The black-box nature of the model also makes it extremely difficult to make it safe and debug. In many cases you will have to put up clumsy filters or just retrain the whole model. They can't easily find the "nazi neuron" in the ANN and turn it off, or find which nodes and connections are involved in a particular faulty "decision-tree" and adjust them. They probably have some ability to refine the training of the LLM and have implemented ways to prevent "catastrophic forgetting", so they may not have to redo all the training, but it's still a black-box with a huge potential for liability. It isn't remotely safe. Also, given that RLHF (Reinforcement Learning from Human Feedback) is taking inputs from fallible and even malicious humans, I'm not sure it's actually a big plus for safety and control. They may have humans in the loop to filter training data that is fed to the central model, but that slows down and reduces the scope of corrective measures. They won't be able to make it safe and intelligent that way in a timely manner, and again, they would probably need to keep increasing the size & cost of the model as well to really achieve that.

I feel these LLMs are not a true AI revolution so much as the current Deep-Learning paradigm taken to its limits.

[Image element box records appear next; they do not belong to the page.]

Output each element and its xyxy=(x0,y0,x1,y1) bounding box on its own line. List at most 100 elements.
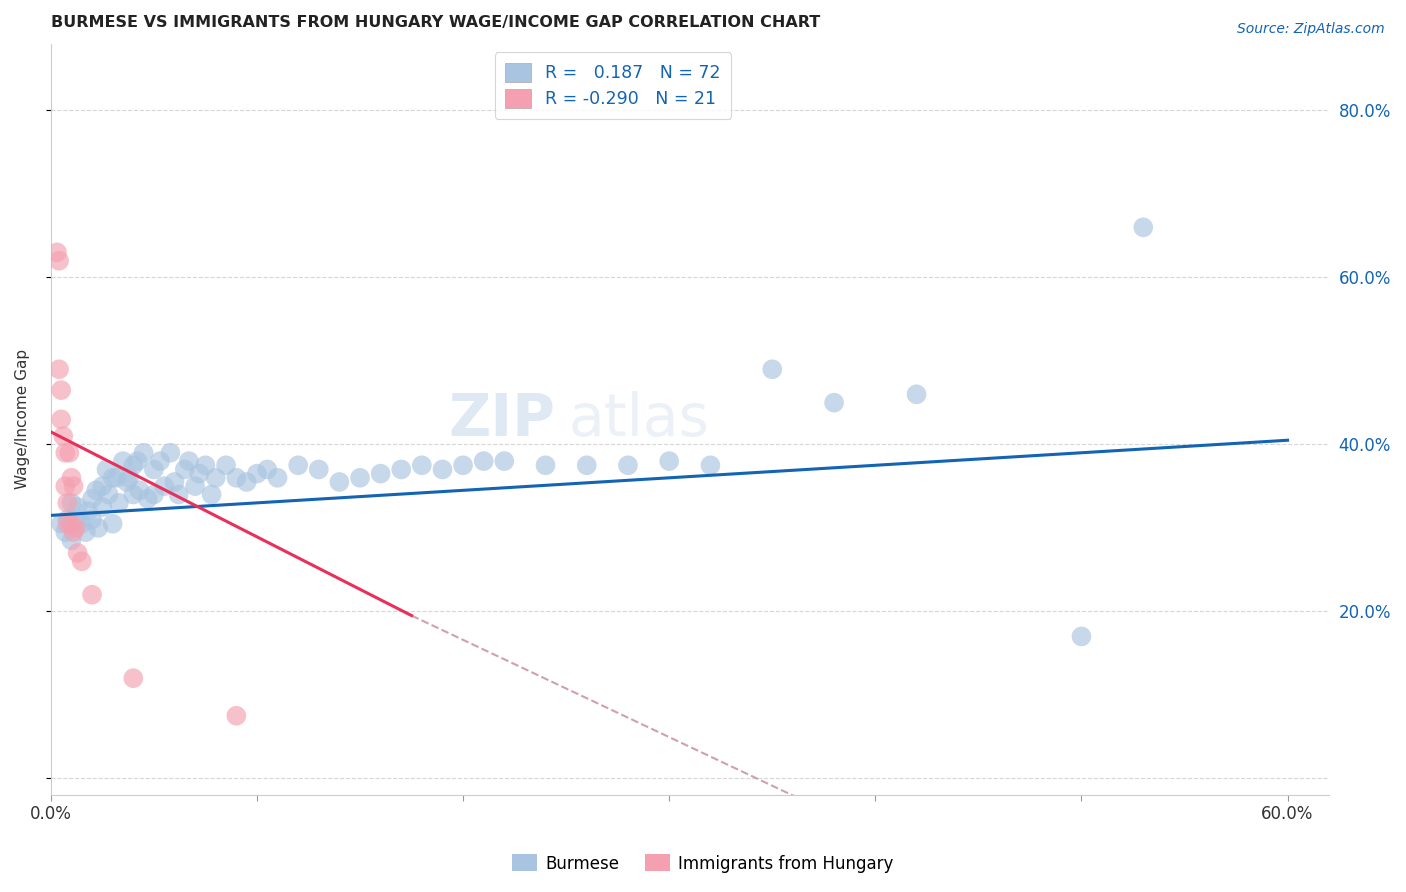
Point xyxy=(188,467,211,481)
Point xyxy=(65,521,87,535)
Point xyxy=(204,471,226,485)
Point xyxy=(905,387,928,401)
Point xyxy=(48,253,70,268)
Point xyxy=(128,483,150,498)
Point xyxy=(1132,220,1154,235)
Legend: Burmese, Immigrants from Hungary: Burmese, Immigrants from Hungary xyxy=(506,847,900,880)
Point xyxy=(201,487,224,501)
Point xyxy=(70,554,93,568)
Point xyxy=(225,471,247,485)
Point xyxy=(56,512,79,526)
Point xyxy=(823,395,845,409)
Point xyxy=(349,471,371,485)
Point xyxy=(108,496,131,510)
Point xyxy=(432,462,454,476)
Point xyxy=(56,496,79,510)
Legend: R =   0.187   N = 72, R = -0.290   N = 21: R = 0.187 N = 72, R = -0.290 N = 21 xyxy=(495,53,731,119)
Point xyxy=(308,462,330,476)
Point xyxy=(127,454,149,468)
Point xyxy=(225,708,247,723)
Point xyxy=(49,516,72,531)
Point xyxy=(246,467,269,481)
Point xyxy=(53,524,76,539)
Point xyxy=(451,458,474,473)
Point xyxy=(77,504,100,518)
Point xyxy=(215,458,238,473)
Point xyxy=(53,479,76,493)
Point xyxy=(62,524,84,539)
Point xyxy=(60,516,83,531)
Point xyxy=(699,458,721,473)
Point xyxy=(122,487,145,501)
Point xyxy=(1070,629,1092,643)
Point xyxy=(575,458,598,473)
Point xyxy=(136,491,159,506)
Point xyxy=(80,512,103,526)
Point xyxy=(163,475,186,489)
Point xyxy=(65,512,87,526)
Point xyxy=(80,588,103,602)
Point xyxy=(115,475,138,489)
Point xyxy=(105,471,128,485)
Point xyxy=(49,412,72,426)
Point xyxy=(194,458,217,473)
Point xyxy=(328,475,350,489)
Point xyxy=(66,546,89,560)
Point xyxy=(49,383,72,397)
Point xyxy=(153,479,176,493)
Text: BURMESE VS IMMIGRANTS FROM HUNGARY WAGE/INCOME GAP CORRELATION CHART: BURMESE VS IMMIGRANTS FROM HUNGARY WAGE/… xyxy=(51,15,820,30)
Point xyxy=(173,462,195,476)
Point xyxy=(111,454,134,468)
Point xyxy=(60,496,83,510)
Point xyxy=(658,454,681,468)
Point xyxy=(70,516,93,531)
Y-axis label: Wage/Income Gap: Wage/Income Gap xyxy=(15,350,30,490)
Point xyxy=(534,458,557,473)
Point xyxy=(58,446,80,460)
Point xyxy=(266,471,288,485)
Point xyxy=(80,491,103,506)
Point xyxy=(91,500,114,514)
Point xyxy=(472,454,495,468)
Point xyxy=(56,516,79,531)
Point xyxy=(177,454,200,468)
Point xyxy=(87,521,110,535)
Point xyxy=(142,462,165,476)
Point xyxy=(287,458,309,473)
Point xyxy=(389,462,412,476)
Point xyxy=(52,429,75,443)
Point xyxy=(122,671,145,685)
Text: atlas: atlas xyxy=(568,391,710,448)
Point xyxy=(142,487,165,501)
Point xyxy=(159,446,181,460)
Point xyxy=(60,471,83,485)
Point xyxy=(101,471,124,485)
Point xyxy=(370,467,392,481)
Point xyxy=(184,479,207,493)
Point xyxy=(256,462,278,476)
Point xyxy=(91,479,114,493)
Point xyxy=(617,458,640,473)
Point xyxy=(97,487,120,501)
Point xyxy=(122,458,145,473)
Point xyxy=(66,500,89,514)
Text: Source: ZipAtlas.com: Source: ZipAtlas.com xyxy=(1237,22,1385,37)
Point xyxy=(118,471,141,485)
Point xyxy=(96,462,118,476)
Point xyxy=(411,458,433,473)
Point xyxy=(101,516,124,531)
Point xyxy=(761,362,783,376)
Point xyxy=(84,483,107,498)
Point xyxy=(132,446,155,460)
Point xyxy=(167,487,190,501)
Point xyxy=(46,245,69,260)
Point xyxy=(53,446,76,460)
Point xyxy=(75,524,97,539)
Point xyxy=(60,533,83,548)
Point xyxy=(235,475,257,489)
Text: ZIP: ZIP xyxy=(449,391,555,448)
Point xyxy=(62,479,84,493)
Point xyxy=(149,454,172,468)
Point xyxy=(48,362,70,376)
Point xyxy=(494,454,516,468)
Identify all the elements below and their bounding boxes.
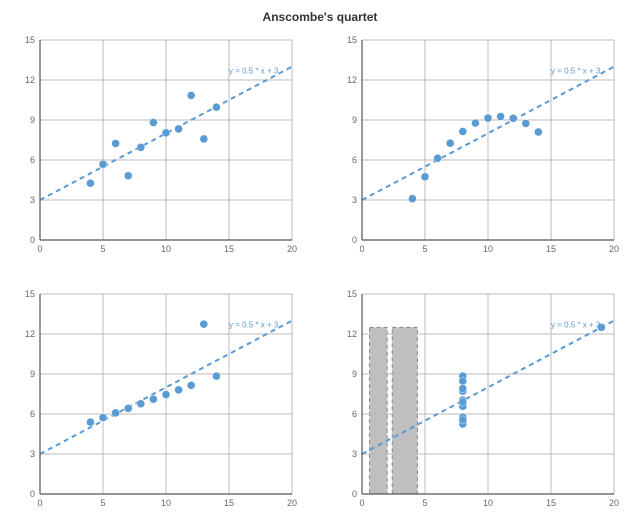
svg-text:15: 15 (224, 498, 234, 508)
svg-text:y = 0.5 * x + 3: y = 0.5 * x + 3 (229, 66, 279, 75)
svg-text:0: 0 (37, 498, 42, 508)
svg-text:15: 15 (224, 244, 234, 254)
svg-text:10: 10 (483, 244, 493, 254)
page-title: Anscombe's quartet (10, 10, 630, 24)
svg-text:5: 5 (422, 244, 427, 254)
svg-text:y = 0.5 * x + 3: y = 0.5 * x + 3 (229, 320, 279, 329)
svg-text:10: 10 (161, 498, 171, 508)
svg-text:5: 5 (100, 244, 105, 254)
svg-text:0: 0 (359, 244, 364, 254)
chart-svg: 0 5 10 15 20 0 3 6 9 12 15 y = 0.5 * x + 3 (332, 32, 622, 262)
svg-text:15: 15 (347, 289, 357, 299)
chart-svg: 0 5 10 15 20 0 3 6 9 12 15 y = 0.5 * x + 3 (332, 286, 622, 516)
svg-text:6: 6 (352, 409, 357, 419)
svg-text:20: 20 (287, 498, 297, 508)
svg-text:3: 3 (352, 195, 357, 205)
svg-text:6: 6 (30, 409, 35, 419)
svg-text:6: 6 (30, 155, 35, 165)
svg-text:5: 5 (422, 498, 427, 508)
svg-text:9: 9 (352, 369, 357, 379)
svg-text:15: 15 (25, 35, 35, 45)
svg-text:9: 9 (30, 369, 35, 379)
svg-text:3: 3 (30, 195, 35, 205)
chart-svg: 0 5 10 15 20 0 3 6 9 12 15 y = 0.5 * x + 3 (10, 286, 300, 516)
svg-text:9: 9 (352, 115, 357, 125)
svg-text:0: 0 (30, 489, 35, 499)
panel-I: 0 5 10 15 20 0 3 6 9 12 15 y = 0.5 * x + 3 (10, 32, 308, 262)
svg-text:y = 0.5 * x + 3: y = 0.5 * x + 3 (551, 320, 601, 329)
svg-text:20: 20 (609, 498, 619, 508)
svg-text:0: 0 (352, 489, 357, 499)
svg-text:y = 0.5 * x + 3: y = 0.5 * x + 3 (551, 66, 601, 75)
svg-text:0: 0 (30, 235, 35, 245)
svg-text:20: 20 (609, 244, 619, 254)
svg-text:9: 9 (30, 115, 35, 125)
svg-text:10: 10 (161, 244, 171, 254)
svg-text:15: 15 (25, 289, 35, 299)
svg-text:5: 5 (100, 498, 105, 508)
svg-text:15: 15 (347, 35, 357, 45)
svg-text:3: 3 (352, 449, 357, 459)
svg-text:12: 12 (347, 75, 357, 85)
panel-IV: 0 5 10 15 20 0 3 6 9 12 15 y = 0.5 * x + 3 (332, 286, 630, 516)
svg-text:10: 10 (483, 498, 493, 508)
svg-text:6: 6 (352, 155, 357, 165)
chart-svg: 0 5 10 15 20 0 3 6 9 12 15 y = 0.5 * x + 3 (10, 32, 300, 262)
svg-text:15: 15 (546, 244, 556, 254)
svg-text:12: 12 (25, 75, 35, 85)
panel-III: 0 5 10 15 20 0 3 6 9 12 15 y = 0.5 * x + 3 (10, 286, 308, 516)
svg-text:3: 3 (30, 449, 35, 459)
svg-text:20: 20 (287, 244, 297, 254)
svg-text:0: 0 (37, 244, 42, 254)
svg-text:0: 0 (359, 498, 364, 508)
svg-text:12: 12 (347, 329, 357, 339)
chart-grid: 0510152003691215y = 0.5 * x + 3051015200… (10, 32, 630, 516)
svg-text:12: 12 (25, 329, 35, 339)
panel-II: 0 5 10 15 20 0 3 6 9 12 15 y = 0.5 * x + 3 (332, 32, 630, 262)
svg-text:15: 15 (546, 498, 556, 508)
svg-text:0: 0 (352, 235, 357, 245)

In order to make progress from here more fundamental research will be needed for many years to create models that actually comprehend concepts and bind words to concrete meanings in spatial or abstract terms, and that can actually reason with those concepts. We'll need models that don't just run in feed-forward mode but can perceive and reason actively, sensing uncertainty or absurdity in their own outputs and then iterating more on them to correct them before submitting to the user.

All of that is easier said than done. In fact, we only have the foggiest notion of how to do it, as far as I have read. I think we still have a decade or two until things like ChatGPT can be made accurate and safe.